D’où vient votre engagement métropolitain ?
Cela date surtout la fin des années 1990. J’ai éé élu pour la première fois au Conseil de Paris en 1995, et en 1999 j’avais créé un petit réseau qui s’appelait Paris métropole ouverte où je m’interessais aux questions du rapport Paris-banlieue. C’était peut être ma forme de militantisme. Je voyais bien qu’il y avait une distance entre les Parisiens et les « banlieusards », comme on disait à l’époque, des différences de conception aussi sur la place de Paris dans ce système. J’avais suivi les travaux sur la préparation de la candidature aux Jeux olympiques qui avaient beaucoup ouvert les questions d’aménagement urbain et pensaient différemment le rapport Paris-banlieue., l’aménagement de la Plaine-Saint-Denis aussi… Quand Bertrand Delanoë a proposé une délégation dans ce sens en 2001, je me suis qu’il fallait y aller. On s’est mis d’accord, il m’a donné une feuille de route, et c’est parti comme ça.
En 1988, un groupe d’urbanistes appelé 75021 avait lancé un « Appel pour une métropole nommée Paris ». 25 ans plus tard, les thèmes qu’ils auscultaient n’ont guère changé.
25 ans après, oui, il a fallu ce temps-là. Quelques-uns de ce groupe sont encore des acteurs du débat métropolitain d’ailleurs : Yves Lion, Christian de Portzamparc, François Leclercq… Il y a eu des précurseurs dans le monde de la ville qui posaient les bonnes questions, comme Roland Castro et Michel Cantal-Dupart avec Banlieues 89. Mais il n’y avait pas de réponse au niveau politique. Nous sommes parvenus à faire prendre la mayonnaise politique parce que nous avons commencé sans nous fixer d’objectif institutionnel. Avec Bertrand Delanoë, on s’est dit : si on pose la question métropolitaine en termes d’institution, le débat n’aura pas lieu, car chacun se positionnera vis-à-vis de cette institution. Il s’agissait de bien autre chose, comme de poser la place de Paris dans l’agglomération, de penser l’agglomération en tant que systèmes imbriqués. Cela ne se faisait pas, alors.
Le Grand Paris peut-il être porteur d’un idéal ?

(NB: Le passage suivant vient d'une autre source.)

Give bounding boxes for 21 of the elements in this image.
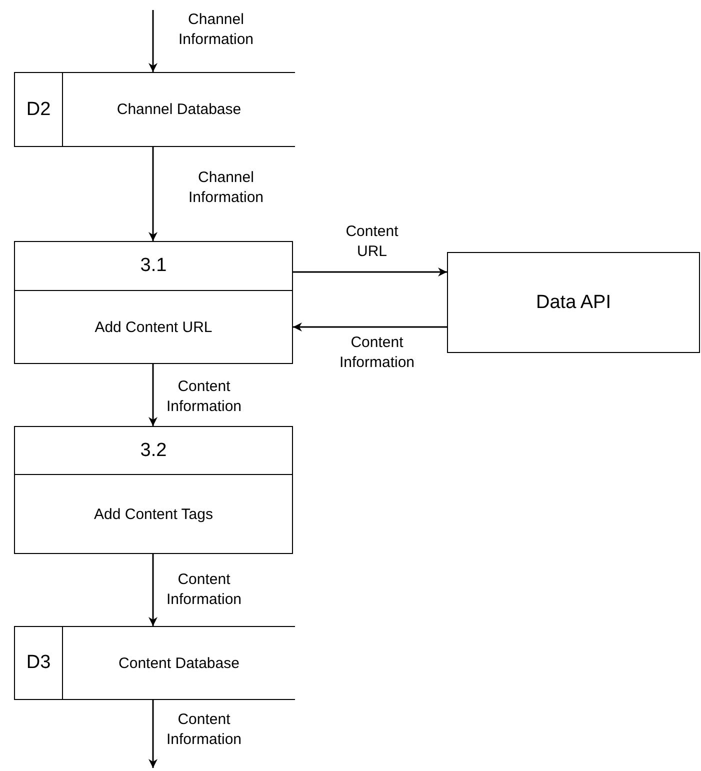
process-box	[14, 241, 293, 364]
arrow	[148, 700, 158, 768]
process-box	[14, 426, 293, 554]
store-name: Channel Database	[116, 101, 242, 118]
external-entity	[447, 252, 700, 353]
process-number: 3.2	[140, 440, 167, 462]
arrow	[293, 322, 447, 332]
store-name: Content Database	[118, 654, 240, 672]
entity-name: Data API	[536, 292, 611, 314]
arrow	[148, 147, 158, 241]
arrow	[293, 268, 447, 276]
data-store	[14, 72, 295, 147]
data-store	[14, 626, 295, 700]
process-name: Add Content URL	[94, 318, 212, 336]
store-id: D3	[26, 652, 51, 674]
store-id: D2	[26, 98, 51, 120]
process-number: 3.1	[140, 255, 167, 277]
process-name: Add Content Tags	[94, 506, 213, 522]
arrow	[148, 364, 158, 426]
arrow	[148, 10, 158, 72]
arrow	[148, 554, 158, 626]
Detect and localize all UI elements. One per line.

J’y crois très fort. C’est pour ça qu’il faut qu’on le dé-technocratise. Nous avons besoin de technos bien sûr, mais il faut que ce soit les élus et les citoyens qui aient la main sur le projet pour en faire un vrai projet appropriable et mobilisateur. Il ne s’agit pas d’un mécano institutionnel, mais du besoin de croire en quelque chose, de la nécessité d’ouvrir un chemin. En cela, je trouve la perspective métropolitaine exaltante.